Derin düşüncelere ne zaman dalmıştım bilmiyordum ama uykuya dalalı 1 saat olmuştur.

***
Su sesleriyle gözümü açtığımda etraf karanlıktı ama etrafı aydınlatan birşeyler vardı.Bunlar ağaçlık ormanı görmemi sağlıyordu.Yavaş hareketlerle yerimde doğruldum.Gözlerimi aralamakta hafif zorlanıyordum.Uyuduğumda öğlene doğru gelen saat hangi ara akşam olmuştu,bu kadar uyumuş muydum?Elfin 'i göremiyordum.Teknede sadece Asır ve ben vardık.
Kuruyan boğazımın acısı geçtiğinde "Elfin nerede?"dedim.Uyandığımı fark eden Asır arkasını dönerek yüzüme iyice baktı.
"Tuvalete gitmesi gerektiğini söyleyince Alaz'ın olduğu tekneye bindi ve şu gördüğün ormana gittiler."Başımı çevirip baktığımda Elfin tekneye binmeye çalışıyordu.Teknenin yüksekliği onun boyuyla ters orantılı olacakki tam binemiyordu.Alaz dayanamayıp Elfin'i kaldırıp tekneye attığında Elfin sinirli bir şekilde kalkıp bağırmaya başladı.Bu sırada ben ve Asır dayanamayıp gülmeye başladık.Etrafıma bakındım.Şuan bir adaya çok yakındık ama gideceğimiz yere yaklaşıp yaklaşmadığımızı bilmiyordum.

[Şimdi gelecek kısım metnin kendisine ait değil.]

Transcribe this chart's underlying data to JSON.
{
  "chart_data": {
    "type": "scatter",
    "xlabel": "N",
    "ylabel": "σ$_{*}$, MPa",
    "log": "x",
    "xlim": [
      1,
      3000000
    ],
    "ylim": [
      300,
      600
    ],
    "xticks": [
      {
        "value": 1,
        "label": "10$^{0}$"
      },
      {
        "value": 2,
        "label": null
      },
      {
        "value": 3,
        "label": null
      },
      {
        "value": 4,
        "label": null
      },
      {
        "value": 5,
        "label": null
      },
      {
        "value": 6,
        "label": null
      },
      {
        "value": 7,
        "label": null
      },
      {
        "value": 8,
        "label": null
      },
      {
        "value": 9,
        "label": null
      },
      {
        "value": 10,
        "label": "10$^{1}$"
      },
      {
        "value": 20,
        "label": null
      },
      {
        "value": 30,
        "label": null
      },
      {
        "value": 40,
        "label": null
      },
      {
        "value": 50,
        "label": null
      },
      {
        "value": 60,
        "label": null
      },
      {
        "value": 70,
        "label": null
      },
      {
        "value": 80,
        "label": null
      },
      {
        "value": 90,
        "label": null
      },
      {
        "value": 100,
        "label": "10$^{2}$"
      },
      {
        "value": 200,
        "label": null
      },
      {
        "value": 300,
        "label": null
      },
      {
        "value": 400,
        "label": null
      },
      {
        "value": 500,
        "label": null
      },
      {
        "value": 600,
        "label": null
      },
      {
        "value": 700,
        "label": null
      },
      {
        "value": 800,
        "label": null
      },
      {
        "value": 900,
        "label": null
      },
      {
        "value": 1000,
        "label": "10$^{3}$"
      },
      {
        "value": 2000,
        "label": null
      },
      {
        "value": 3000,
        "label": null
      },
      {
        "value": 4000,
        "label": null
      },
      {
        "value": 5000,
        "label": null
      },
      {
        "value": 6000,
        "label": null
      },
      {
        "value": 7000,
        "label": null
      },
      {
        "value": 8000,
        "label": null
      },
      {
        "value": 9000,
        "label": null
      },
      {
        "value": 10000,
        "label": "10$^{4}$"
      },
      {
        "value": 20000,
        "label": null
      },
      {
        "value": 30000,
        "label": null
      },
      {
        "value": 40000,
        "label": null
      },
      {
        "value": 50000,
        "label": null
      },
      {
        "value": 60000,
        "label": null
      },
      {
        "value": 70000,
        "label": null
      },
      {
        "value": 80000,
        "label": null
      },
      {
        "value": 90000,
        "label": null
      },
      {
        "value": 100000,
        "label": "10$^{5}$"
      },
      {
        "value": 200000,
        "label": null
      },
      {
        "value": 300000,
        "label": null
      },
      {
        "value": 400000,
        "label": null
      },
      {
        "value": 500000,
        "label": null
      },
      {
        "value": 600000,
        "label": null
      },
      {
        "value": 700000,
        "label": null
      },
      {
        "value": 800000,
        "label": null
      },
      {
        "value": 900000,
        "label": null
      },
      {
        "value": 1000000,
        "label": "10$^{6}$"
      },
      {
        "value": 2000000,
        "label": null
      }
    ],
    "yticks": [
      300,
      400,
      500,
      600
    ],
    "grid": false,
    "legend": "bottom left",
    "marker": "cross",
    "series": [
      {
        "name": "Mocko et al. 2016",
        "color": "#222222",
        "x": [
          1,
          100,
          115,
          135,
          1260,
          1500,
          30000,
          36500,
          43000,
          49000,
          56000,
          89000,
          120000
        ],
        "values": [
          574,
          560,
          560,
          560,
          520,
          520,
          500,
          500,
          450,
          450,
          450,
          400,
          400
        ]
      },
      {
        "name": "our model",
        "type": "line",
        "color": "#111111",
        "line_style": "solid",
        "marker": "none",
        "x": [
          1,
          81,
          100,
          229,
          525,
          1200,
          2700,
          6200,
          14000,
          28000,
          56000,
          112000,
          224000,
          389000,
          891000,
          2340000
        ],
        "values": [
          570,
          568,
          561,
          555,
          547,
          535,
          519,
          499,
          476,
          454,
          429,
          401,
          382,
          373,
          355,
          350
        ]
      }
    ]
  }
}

Aç olmama gelirsek uyuduğum için aç değildim.Karnımı uyku ile doyurmuştum."Ne kadar kaldı?"Bıkkın nefesim ve sesimle sorduğum soruyu Karan cevapladı.
"Son iki saat"gökyüzüne doğru bakarak devam etti."Biraz daha dayanamam gerek.Kaleye vardığımızda bir oburdan,bir huysuzdan ve bir uykucudan kurtulmam için son 2 saat."

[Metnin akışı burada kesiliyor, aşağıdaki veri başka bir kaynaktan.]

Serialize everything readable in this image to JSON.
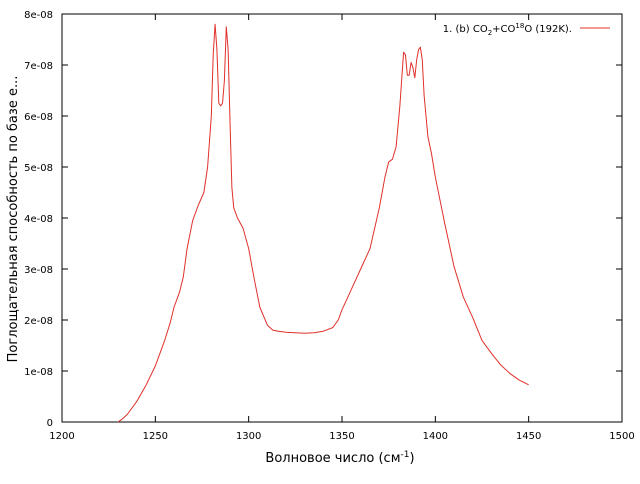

İşte tam sırasıydı.Bu sözleri yedirmenin hakkını bilirim yiğidim.Aklından geçdn şeytani planlarımla ayağa kalktım.Karan'ın tam karşısına gelince durdum.Tekne hareket ettiği için sarsıntılıydı."Ay!Karan'ın oturduğu taraf su alıyor!"diye bağırdığım esnada Karan yani Asır aceleyle ayağa kalktı.Kalktığı yere baktığında su olmadığını gördü.Tam bana doğru döndüğü esnada onu omzundan itekledim.Ama bunu yapacağımı anlamış gibi bileğimden yakalayarak beni soğuk suyun içine çekti.
Ben soğuk denizin içinde cebelleşirken o her zamanki alaycı gülüşüyle sırıttı.
"Ödeştik,uyuyan güzel."dediğinde duyduklarımı algılamaya çalışıyordum.
Az önce Elfin ile Alaz'a güldüğümüz için şimdi onlar da bize gülüyordu.Ama komik değil di ki.
"Pardon,ne ödeşmesi?"diyerek bağırdığımda tekneye doğru yaklaştı.
"Boğuluyormuş gibi yaptın ve ben o soğuk denize atladım.Seni kurtarmak için!Şimdi de sen beni düşmekten kurtarmaya çalıştın.Başaramamış olsan da iyi niyetin gözümden kaçmadı"dedi eğlenir gibi.
Onu kurtarmaya falan çalışmamıştım.O benim bileğimden tutarak peşinden denize çekmişti.Tekneye çıkmakta olduğunu görünce peşinden bende giderek sırılsıklam olmuş tişörtünü tutarak çekmeye başladım.Ama benim neredeyse 2 katım olduğu için onda hiçbir etki yapmamıştı bu hareketim.